LLMs are great for one thing: brainstorming, and brainstorming is only useful if you have no idea what to do in the first place. Once you know _anything_ substantial about the subject matter an LLM loses its value to you as a conversation partner.
I'm still not on board with the (seemingly prevalent) notion that LLM's can't reason. What's reasoning, anyway? I'm not actively advocating for any side, but the arguments against reasoning always felt very tautological to me.
Gogole is great for one thing: brainstorming, and brainstorming is only useful if you have no idea what to do in the first place. Once you know _anything_ substantial about the subject matter Google loses its value to you.
Can't see this going well for the fertility crisis.
The tech oligarchs then invest in ectogenesis technology, and use their sperm to dominate the gene pool.
I recently listened to an interview with magnus Carlsen on Joe rogan and found the angle of computers helping humans to “better understand the game” (as he put it) and improving human play (for learning, not playing humans) to be very interesting.
Whether that extends to human conversation, who knows. I for one would love to have a “her”-like companion, not for romance but to have a highly intelligent and patient and knowledgeable conversation partner to develop ideas with and learn from, and endless other uses - I think it’d add a lot to my and other peoples lives. I guess I agree with you.

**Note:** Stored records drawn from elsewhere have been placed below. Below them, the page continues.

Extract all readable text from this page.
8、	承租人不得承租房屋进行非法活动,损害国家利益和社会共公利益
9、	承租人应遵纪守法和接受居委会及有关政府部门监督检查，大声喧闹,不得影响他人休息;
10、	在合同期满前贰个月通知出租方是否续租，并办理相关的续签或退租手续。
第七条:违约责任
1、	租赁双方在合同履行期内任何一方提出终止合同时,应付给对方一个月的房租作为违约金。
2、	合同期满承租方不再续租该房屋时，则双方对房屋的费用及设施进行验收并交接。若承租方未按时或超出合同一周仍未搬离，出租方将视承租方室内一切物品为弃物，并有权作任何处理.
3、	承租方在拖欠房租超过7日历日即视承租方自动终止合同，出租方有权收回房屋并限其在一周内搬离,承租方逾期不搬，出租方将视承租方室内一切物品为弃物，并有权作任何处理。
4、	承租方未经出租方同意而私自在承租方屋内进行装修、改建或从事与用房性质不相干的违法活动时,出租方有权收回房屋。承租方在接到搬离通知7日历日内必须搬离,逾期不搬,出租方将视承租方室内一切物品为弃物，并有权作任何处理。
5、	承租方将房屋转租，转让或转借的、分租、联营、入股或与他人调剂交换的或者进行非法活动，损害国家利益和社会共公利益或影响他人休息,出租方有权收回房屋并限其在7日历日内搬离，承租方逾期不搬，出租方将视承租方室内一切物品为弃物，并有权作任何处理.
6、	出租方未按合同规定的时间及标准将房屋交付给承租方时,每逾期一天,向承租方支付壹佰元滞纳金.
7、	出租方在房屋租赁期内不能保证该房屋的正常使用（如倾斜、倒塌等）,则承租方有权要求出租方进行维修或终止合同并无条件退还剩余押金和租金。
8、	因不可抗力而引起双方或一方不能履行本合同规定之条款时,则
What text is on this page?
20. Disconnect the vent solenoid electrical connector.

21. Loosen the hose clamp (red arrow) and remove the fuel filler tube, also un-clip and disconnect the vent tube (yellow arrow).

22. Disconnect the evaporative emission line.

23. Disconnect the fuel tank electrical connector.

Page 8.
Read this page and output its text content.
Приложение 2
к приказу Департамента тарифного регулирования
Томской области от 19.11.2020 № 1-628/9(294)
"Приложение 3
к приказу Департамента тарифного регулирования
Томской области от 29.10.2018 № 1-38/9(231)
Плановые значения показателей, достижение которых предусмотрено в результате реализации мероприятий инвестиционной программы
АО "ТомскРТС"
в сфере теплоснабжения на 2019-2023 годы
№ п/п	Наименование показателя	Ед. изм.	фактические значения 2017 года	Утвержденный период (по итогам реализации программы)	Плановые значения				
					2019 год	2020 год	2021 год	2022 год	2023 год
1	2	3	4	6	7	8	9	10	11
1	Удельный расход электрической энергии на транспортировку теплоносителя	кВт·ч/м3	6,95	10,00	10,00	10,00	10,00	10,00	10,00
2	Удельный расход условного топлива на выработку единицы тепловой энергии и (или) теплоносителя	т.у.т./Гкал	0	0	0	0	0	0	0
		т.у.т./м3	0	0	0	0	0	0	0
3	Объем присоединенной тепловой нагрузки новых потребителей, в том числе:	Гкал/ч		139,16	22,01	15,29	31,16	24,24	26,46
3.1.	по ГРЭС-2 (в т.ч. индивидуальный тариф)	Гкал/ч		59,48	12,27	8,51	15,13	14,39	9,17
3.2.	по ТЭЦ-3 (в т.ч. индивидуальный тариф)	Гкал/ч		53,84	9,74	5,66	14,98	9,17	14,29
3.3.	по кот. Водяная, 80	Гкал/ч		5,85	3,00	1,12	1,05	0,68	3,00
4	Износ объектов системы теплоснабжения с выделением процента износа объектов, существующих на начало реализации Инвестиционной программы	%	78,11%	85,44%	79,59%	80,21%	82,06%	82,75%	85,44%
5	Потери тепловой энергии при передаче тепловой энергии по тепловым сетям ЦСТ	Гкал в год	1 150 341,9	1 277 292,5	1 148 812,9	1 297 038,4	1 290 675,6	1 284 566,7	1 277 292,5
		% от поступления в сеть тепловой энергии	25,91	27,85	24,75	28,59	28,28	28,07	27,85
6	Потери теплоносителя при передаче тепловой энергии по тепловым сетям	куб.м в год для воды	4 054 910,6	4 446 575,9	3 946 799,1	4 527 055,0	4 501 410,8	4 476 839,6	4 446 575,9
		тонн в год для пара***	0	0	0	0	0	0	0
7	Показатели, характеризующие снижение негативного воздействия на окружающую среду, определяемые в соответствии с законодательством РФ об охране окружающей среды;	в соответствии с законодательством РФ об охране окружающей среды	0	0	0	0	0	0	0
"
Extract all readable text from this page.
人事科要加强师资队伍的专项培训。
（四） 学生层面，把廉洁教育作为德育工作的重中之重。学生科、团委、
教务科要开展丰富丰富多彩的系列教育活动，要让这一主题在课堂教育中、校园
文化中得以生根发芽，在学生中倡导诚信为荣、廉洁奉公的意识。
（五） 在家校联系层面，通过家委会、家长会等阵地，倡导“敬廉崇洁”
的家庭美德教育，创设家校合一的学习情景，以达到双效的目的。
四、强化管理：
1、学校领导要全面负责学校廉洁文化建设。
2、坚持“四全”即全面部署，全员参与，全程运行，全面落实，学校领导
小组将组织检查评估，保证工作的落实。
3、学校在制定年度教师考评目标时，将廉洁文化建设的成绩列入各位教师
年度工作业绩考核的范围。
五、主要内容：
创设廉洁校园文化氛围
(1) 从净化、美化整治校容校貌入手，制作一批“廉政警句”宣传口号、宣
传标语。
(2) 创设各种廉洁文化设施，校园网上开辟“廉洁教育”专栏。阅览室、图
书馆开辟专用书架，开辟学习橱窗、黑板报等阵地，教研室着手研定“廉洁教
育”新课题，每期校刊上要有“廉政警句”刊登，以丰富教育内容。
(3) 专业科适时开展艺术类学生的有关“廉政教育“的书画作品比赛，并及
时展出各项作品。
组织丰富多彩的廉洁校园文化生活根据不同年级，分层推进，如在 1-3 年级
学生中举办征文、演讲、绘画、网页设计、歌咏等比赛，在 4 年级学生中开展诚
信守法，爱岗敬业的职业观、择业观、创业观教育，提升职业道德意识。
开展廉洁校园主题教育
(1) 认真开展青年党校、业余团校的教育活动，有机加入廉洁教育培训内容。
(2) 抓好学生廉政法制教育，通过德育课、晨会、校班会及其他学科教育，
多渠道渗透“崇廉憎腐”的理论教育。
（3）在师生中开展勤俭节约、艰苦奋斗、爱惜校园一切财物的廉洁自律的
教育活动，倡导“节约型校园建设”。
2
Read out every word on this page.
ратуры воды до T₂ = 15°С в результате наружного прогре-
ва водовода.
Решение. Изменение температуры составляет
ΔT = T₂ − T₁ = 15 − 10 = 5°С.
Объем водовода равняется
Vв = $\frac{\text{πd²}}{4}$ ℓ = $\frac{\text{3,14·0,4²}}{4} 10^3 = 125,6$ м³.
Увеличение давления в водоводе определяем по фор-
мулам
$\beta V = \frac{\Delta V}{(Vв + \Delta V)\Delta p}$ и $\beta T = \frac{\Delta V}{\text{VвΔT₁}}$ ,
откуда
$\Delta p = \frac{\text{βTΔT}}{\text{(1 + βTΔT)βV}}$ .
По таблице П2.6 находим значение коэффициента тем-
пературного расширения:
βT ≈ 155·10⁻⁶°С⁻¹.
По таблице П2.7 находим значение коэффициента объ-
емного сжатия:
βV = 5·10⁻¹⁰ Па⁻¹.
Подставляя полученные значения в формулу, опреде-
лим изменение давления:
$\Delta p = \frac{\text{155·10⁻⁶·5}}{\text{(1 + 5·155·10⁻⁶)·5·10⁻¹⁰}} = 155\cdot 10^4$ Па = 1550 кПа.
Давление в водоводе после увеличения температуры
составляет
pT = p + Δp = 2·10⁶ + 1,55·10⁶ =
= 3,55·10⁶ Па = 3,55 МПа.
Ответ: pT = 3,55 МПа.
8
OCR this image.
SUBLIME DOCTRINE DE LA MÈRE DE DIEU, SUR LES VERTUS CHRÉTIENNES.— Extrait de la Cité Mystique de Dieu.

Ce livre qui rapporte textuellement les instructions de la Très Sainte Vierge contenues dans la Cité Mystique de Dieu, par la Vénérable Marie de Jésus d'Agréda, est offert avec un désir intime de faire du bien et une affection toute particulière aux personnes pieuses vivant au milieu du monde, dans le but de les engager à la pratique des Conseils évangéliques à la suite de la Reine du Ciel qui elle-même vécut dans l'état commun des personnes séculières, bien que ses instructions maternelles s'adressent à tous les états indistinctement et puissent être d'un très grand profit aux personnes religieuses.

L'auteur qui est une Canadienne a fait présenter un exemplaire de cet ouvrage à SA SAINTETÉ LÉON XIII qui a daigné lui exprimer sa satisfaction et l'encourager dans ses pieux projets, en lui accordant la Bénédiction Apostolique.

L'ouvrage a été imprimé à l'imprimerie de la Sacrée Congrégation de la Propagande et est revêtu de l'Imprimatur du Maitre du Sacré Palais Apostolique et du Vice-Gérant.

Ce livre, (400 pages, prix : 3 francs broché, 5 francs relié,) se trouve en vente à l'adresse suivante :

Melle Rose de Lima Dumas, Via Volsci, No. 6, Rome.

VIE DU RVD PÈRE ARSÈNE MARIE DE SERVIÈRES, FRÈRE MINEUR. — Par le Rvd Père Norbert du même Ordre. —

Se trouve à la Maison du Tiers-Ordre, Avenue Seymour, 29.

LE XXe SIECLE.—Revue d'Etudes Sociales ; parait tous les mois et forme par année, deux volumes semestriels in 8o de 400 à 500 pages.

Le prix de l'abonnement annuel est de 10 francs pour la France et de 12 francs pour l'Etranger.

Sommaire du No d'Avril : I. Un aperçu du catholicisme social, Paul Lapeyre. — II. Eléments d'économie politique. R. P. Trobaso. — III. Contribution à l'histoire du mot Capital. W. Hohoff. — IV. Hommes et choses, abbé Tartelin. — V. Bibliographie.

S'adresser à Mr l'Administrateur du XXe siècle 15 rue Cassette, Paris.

https://m.youtube.com/results?sp=mAEA&search_query=futurama+...
Meanwhile, the CEO of the f company admitted it was false, but sure, you know better ;).
It's also immediately clear to me when I look at the architecture of transformers that reasoning is not in the cards. I could be convinced otherwise if, again, someone showed me an indication of reasoning behavior. Since there is no such evidence and the systems theory approach tells me it does not reasonably reason, I have a pretty darn good reason not to believe it's reasoning.
I'm not saying that's incorrect, but thb that's exactly the tautology I was talking about!
If no statement is ever evaluated, it's not logical reasoning, because logical reasoning requires the evaluation of truth values of statements.
You could argue that the attention part of the network is some form of truth validation of the next predicted token? But indeed, the current chat interfaces don't change their previous text output retroactively.
Still, I am not really convinced. If we assume a human can reason, what does "evaluation of the truth value" mean? Thinking about something? This is still performed with our implicit mental model of the world, coming from shadows on a cave's wall, right?